F**k the ‘Pop Idol’ syndrome - it ain’t about image, the way that you do it but what you do. And, damn it, there are too many nostalgic values being upheld. What ever happened to the future looking, anticipating, dreaming it? Popular music appears to be dis-interested in any lasting values and echoes the digital photography craze: taken, seen and stored but no permanent record of it, memory-wise or literally. Like the old photographs, popular culture has faded into all shades of rust and wither.

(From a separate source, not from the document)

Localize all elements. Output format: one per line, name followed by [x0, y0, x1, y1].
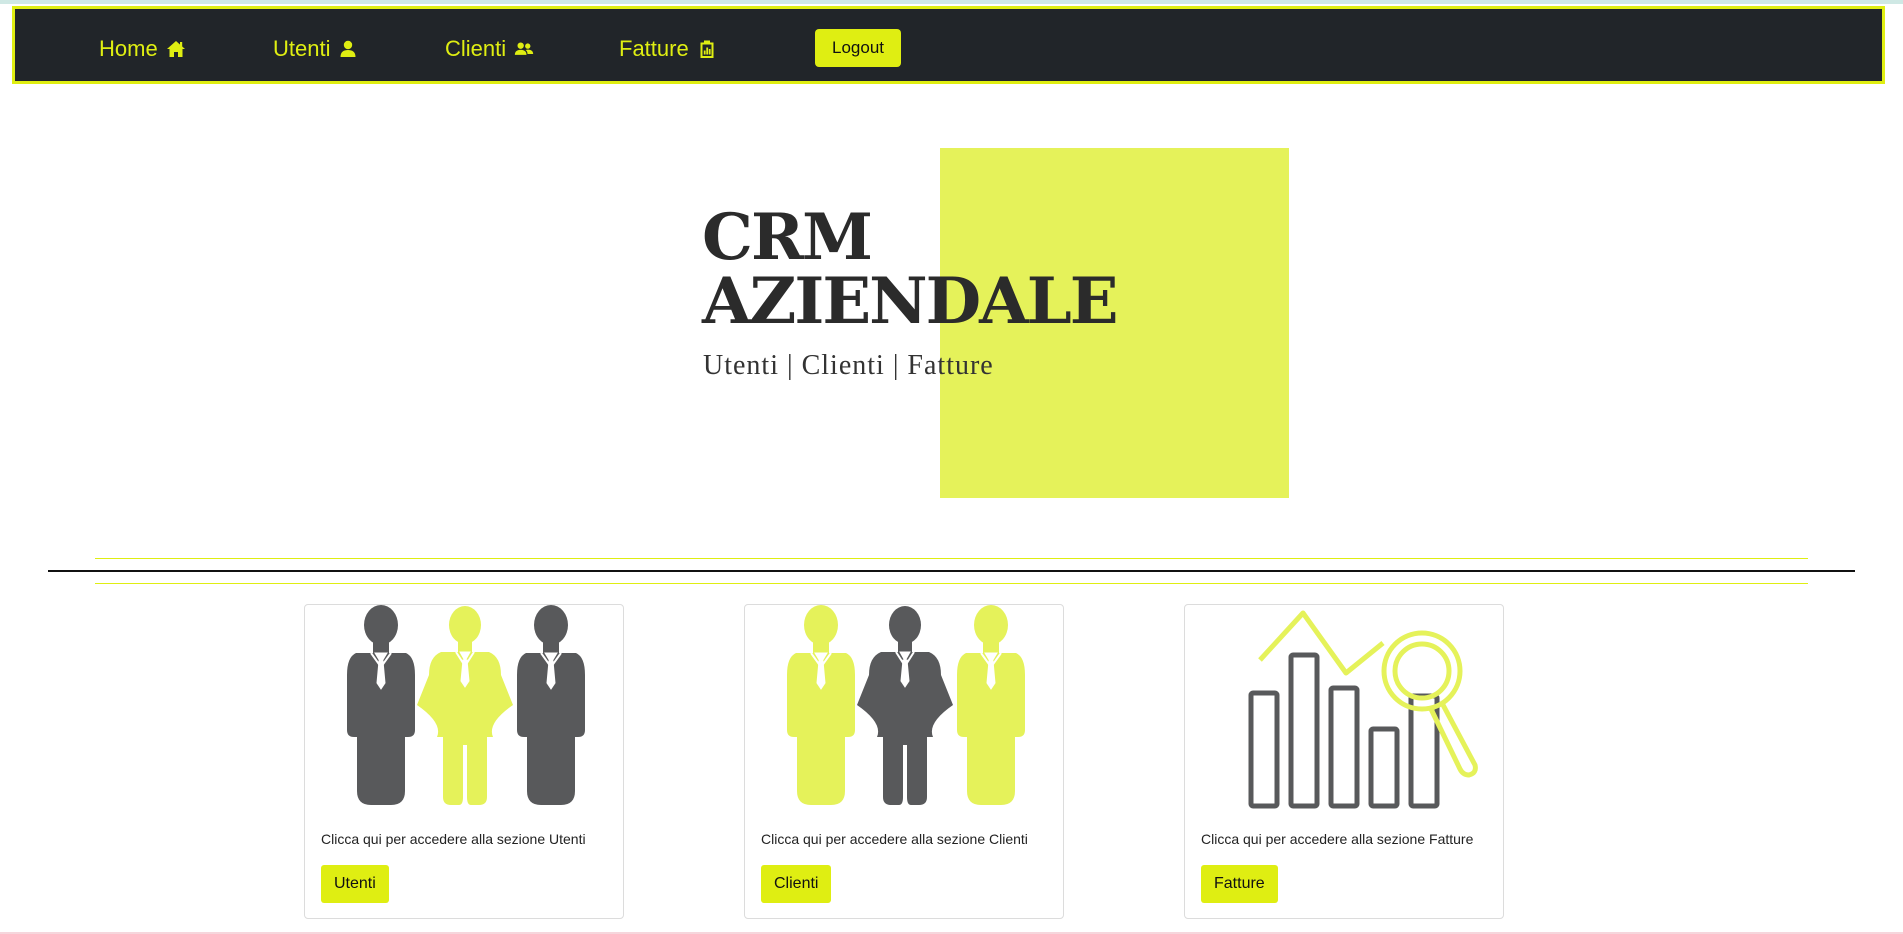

Wake up and smell the polymer - it usually stinks! There is a redress, however minor, just a minutiae of counter-voice… Thus, it is a liberation to get an album like Richard H Kirk’s ‘… Meets The Truck Bombers of Suburbia Uptown’ where anything can happen and everything does… Commencing with ‘The Truck Bombers of Suburbia’, it takes in atmo, Rocktastic guitar, a dash of dub, evokes a Can vista whilst garnished with cool fx-noises.
Everything does happen… in a song! ‘Who’s Afraid (of The Red White and Blue)’ has already been out for a few months, a taster for ‘The Electronic Bible - Chapter 1’. Later on we get more dub [‘Goat Dub Reaction’ and ‘Heart and Mind of Dub’], as well as psyche-pulsating [‘Smoke Em Out’], erotico-exotically pumping [‘Desert Rhumba’], the see-for-miles scenery of ‘Bring It Down/Crashing Around’…
In a great marketing move - Richard H Kirk is a musical idealist rather than a capitalistic walk-on ‘star’ - this album was released the same day as the Cabaret Voltaire’s DVD. Furthermore, there is also another album out by the man - ‘Intone Unreleased Projects 1995/1997’, to be reviewed upon this cyber pages next week - that should tell you more about this artist’s lust, zest and need to explore. And, perhaps, why freedom of choice doesn’t mean large consumption!
Having started musical experimentation back in 1973 with the aforementioned electro-pioneers from Sheffield, he has yet to abandon its principle with most of music on ‘... Suburbia Uptown’ refusing to obey the traditional song writing rules but follows a freer, more open and adventurous idiom, perhaps - to a club standard. That certainly doesn‘t preclude it from being enjoyed on a cerebral level or simply as ‘coming-down’ music. Alike life, it generally depends on your choice of medication, methinks.
This is an emblematic disc and unless you get it, we’ll abandon our peacenik principle and form taste police to Inquisition all you kitschistas.